The live.xml file lets you configure which extractors you want to use. Adaptation should not be necessary in most cases.

The live.ini file lets you configure many things, for example the working directory, the output resp. publish directory, the number of threads and the selection of namespaces, language and also which feeders will be active.

  • Prepare the Live Cache

Create a mysql database. The name is up to you. User, password and name of the database have to be configured accordingly in the live.ini file.

cache.dsn   = jdbc:mysql://localhost/<name_of_database>?autoReconnect=true&useUnicode=yes
cache.user  = <name_of_user>
cache.pw    = <password>

Create the table DBPEDIALIVE_CACHE as in /extraction-framework/live/src/main/SQL/dbstructure.sql.

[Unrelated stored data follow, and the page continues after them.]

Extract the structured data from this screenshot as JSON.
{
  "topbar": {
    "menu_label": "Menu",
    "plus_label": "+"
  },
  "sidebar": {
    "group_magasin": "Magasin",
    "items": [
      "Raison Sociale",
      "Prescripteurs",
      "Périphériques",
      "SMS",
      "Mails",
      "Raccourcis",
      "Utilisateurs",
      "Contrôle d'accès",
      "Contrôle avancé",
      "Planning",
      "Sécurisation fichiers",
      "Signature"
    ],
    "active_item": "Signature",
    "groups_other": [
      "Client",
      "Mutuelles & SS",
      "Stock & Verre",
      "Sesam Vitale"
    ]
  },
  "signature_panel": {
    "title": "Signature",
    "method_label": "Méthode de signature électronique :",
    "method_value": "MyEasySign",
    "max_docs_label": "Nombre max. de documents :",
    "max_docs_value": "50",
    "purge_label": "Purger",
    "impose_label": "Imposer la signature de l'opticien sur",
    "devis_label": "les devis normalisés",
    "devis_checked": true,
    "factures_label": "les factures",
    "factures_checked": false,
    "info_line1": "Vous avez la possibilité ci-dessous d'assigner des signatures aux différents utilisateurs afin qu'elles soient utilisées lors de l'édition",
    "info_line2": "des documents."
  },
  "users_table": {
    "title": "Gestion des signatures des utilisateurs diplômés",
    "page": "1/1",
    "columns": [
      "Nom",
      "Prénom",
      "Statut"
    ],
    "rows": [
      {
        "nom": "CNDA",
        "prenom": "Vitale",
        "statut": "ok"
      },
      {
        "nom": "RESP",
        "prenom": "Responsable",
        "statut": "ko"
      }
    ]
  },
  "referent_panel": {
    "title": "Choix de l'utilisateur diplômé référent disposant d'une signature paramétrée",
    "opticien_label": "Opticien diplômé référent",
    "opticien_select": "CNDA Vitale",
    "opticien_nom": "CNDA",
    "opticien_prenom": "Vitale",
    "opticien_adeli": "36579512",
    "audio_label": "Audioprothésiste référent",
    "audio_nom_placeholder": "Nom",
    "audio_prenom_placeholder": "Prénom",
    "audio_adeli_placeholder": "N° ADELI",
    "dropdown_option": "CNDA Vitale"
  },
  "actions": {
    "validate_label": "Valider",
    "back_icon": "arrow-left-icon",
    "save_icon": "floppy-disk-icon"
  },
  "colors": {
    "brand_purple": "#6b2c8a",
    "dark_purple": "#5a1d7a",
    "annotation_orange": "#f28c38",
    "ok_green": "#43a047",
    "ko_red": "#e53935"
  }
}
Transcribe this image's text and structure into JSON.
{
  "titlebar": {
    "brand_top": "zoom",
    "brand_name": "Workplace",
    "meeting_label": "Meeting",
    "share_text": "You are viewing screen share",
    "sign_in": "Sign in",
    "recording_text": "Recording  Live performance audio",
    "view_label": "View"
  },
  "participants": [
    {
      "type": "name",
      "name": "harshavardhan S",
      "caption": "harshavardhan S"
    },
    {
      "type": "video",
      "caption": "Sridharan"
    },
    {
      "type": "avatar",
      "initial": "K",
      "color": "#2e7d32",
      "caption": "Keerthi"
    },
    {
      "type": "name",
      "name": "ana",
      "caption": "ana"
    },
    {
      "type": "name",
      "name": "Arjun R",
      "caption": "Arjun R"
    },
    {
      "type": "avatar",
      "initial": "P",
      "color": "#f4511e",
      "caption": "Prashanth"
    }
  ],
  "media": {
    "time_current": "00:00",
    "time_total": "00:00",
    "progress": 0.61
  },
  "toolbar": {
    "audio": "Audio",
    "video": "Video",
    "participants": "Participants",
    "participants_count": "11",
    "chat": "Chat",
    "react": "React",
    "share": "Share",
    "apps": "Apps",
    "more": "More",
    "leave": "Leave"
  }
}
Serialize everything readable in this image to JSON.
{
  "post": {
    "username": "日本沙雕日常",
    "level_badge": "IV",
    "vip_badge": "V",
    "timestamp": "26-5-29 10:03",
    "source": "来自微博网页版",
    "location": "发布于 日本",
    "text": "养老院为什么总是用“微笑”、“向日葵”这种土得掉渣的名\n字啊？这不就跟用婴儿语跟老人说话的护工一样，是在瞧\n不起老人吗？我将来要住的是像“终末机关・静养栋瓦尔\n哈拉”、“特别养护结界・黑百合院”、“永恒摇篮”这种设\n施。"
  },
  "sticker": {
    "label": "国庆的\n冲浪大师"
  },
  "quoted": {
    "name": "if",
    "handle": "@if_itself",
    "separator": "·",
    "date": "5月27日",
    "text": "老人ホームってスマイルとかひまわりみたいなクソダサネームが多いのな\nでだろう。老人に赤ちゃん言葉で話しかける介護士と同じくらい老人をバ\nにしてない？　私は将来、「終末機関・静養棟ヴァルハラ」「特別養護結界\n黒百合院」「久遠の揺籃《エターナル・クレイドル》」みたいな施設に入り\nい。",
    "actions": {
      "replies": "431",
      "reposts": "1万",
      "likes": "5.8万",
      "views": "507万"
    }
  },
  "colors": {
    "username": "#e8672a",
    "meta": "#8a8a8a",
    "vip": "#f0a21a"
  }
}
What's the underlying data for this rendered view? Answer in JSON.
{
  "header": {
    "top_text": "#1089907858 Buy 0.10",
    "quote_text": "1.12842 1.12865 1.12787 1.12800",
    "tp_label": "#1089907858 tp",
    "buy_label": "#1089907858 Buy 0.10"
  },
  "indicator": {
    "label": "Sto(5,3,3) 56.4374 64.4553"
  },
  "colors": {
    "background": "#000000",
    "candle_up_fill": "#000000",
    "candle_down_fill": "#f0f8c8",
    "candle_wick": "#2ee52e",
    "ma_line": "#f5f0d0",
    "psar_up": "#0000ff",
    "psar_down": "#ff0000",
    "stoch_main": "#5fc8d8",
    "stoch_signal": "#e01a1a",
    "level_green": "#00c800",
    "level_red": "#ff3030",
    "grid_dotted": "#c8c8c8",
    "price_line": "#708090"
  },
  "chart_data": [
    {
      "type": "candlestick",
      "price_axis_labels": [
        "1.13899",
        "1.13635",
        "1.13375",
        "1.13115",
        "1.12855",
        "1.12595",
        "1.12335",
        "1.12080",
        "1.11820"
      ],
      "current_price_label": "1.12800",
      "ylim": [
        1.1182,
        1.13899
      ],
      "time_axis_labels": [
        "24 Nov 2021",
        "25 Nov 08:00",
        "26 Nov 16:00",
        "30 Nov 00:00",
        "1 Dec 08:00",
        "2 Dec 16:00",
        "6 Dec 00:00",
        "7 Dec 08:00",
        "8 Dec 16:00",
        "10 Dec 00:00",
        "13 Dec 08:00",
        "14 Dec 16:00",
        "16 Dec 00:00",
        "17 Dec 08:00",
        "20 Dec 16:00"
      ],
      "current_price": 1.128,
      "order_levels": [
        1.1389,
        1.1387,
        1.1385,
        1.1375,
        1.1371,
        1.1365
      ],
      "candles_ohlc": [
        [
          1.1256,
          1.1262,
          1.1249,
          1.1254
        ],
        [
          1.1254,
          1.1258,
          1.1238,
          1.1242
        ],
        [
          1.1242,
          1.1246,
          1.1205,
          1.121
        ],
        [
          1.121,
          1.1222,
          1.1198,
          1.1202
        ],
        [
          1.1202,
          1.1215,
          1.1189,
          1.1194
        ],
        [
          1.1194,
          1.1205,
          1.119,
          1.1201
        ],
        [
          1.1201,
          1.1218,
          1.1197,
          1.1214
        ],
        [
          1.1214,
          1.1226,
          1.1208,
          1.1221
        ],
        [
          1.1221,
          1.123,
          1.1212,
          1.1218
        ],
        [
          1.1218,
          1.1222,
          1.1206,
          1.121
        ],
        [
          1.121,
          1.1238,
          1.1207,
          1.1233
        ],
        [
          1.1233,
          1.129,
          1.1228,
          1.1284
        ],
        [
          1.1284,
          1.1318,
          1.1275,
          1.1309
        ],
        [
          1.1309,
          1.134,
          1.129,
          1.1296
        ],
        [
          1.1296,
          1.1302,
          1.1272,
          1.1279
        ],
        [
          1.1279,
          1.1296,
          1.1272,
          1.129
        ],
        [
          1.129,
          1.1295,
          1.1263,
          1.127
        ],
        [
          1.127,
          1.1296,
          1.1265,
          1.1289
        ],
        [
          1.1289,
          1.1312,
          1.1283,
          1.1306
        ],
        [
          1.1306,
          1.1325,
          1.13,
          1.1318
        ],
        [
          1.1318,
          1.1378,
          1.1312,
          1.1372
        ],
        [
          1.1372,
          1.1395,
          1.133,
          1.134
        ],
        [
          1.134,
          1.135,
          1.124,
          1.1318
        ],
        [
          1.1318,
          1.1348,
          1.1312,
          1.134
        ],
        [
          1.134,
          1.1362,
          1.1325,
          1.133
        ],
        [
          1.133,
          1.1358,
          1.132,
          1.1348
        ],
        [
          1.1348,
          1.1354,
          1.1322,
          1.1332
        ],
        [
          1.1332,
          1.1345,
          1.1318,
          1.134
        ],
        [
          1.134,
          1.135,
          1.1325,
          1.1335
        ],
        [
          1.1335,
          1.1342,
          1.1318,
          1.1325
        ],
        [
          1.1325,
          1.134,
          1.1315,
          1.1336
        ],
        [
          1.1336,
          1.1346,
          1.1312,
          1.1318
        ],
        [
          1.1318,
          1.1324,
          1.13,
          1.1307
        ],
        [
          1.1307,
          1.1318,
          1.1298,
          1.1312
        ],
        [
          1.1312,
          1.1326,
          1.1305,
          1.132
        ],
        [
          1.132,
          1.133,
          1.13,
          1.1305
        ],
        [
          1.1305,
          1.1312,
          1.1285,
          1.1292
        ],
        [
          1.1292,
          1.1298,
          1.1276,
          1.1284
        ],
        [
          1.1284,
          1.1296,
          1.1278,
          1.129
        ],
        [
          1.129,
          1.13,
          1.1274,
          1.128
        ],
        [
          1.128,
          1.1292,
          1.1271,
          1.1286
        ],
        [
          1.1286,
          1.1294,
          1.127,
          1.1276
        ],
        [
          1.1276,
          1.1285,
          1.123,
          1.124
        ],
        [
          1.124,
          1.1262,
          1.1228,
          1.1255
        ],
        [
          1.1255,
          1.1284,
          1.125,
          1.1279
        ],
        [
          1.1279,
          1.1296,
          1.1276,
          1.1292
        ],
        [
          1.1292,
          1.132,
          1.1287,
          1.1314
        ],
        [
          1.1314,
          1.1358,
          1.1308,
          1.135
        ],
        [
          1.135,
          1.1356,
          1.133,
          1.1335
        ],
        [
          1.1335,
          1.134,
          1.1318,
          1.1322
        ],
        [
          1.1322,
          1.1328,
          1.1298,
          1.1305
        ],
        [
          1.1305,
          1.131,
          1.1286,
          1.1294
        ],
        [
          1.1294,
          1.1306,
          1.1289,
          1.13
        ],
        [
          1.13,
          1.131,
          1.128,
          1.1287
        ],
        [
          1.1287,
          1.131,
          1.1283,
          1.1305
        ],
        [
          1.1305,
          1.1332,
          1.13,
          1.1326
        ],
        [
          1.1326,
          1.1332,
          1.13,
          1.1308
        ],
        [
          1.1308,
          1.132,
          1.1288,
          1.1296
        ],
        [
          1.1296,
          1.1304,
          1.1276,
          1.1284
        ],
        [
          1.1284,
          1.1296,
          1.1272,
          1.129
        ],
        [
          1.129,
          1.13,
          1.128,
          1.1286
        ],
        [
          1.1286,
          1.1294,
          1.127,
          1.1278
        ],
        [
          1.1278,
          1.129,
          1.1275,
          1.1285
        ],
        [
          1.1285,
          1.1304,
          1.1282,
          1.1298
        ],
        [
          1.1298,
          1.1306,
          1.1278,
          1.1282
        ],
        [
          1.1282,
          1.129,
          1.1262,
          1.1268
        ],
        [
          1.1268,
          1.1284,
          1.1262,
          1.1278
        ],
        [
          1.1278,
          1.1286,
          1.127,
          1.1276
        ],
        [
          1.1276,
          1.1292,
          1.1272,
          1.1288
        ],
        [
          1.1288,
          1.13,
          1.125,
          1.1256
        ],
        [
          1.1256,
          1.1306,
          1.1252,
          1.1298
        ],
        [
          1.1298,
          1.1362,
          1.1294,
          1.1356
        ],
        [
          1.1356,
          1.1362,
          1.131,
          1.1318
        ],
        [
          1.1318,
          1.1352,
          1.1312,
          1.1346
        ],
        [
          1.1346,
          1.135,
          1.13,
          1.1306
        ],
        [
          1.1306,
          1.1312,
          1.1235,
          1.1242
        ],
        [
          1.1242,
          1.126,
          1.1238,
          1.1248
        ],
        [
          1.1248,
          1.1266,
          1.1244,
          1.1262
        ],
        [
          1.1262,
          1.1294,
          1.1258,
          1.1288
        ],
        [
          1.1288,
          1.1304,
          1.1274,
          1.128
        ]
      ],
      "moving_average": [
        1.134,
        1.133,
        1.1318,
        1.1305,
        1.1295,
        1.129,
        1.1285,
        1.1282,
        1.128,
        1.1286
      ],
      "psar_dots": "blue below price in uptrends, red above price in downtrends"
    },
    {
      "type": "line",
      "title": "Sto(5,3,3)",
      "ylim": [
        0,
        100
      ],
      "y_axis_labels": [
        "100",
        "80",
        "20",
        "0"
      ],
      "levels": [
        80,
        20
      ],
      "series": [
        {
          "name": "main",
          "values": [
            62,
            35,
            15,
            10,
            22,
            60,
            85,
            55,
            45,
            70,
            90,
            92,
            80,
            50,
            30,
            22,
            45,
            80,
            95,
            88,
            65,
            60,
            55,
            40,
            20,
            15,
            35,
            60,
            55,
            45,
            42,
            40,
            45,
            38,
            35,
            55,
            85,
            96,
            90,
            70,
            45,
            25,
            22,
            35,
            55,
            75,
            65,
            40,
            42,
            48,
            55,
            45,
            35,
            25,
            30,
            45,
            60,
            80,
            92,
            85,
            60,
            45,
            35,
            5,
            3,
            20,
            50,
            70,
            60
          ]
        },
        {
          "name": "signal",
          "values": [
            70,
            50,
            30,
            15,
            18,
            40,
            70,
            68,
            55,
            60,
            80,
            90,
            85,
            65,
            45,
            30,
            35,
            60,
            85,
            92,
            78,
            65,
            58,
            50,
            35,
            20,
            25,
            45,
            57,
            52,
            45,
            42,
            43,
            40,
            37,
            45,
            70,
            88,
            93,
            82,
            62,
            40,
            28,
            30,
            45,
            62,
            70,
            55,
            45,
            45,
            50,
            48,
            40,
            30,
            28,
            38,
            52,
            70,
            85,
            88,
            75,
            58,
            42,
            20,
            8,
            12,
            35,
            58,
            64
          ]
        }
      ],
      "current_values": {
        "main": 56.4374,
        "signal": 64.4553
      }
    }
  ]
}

In order to initialize the Live Cache with a current dump of pageIDs (see section Initialization and Synchronization), get the latest dump file of the pageIds, in .nt, .ttl, .nq or .tql format (or suffixes of compressed files like .ttl.gz or .nt.bz2), using either IRIs or URIs (like this, for example).

Then run this script.

Example run:

cd extraction-framework/scripts
../run UnmodifiedFeederCacheGenerator /data/dbpedia .nt.gz 2013-02-01 en
  • run the install-run script
      cd /extraction-framework/live/
      ../instal-run live
    

    Control the published files in your publishDiffRepoPath.

Read the logs at /extraction-framework/live/log/main.log*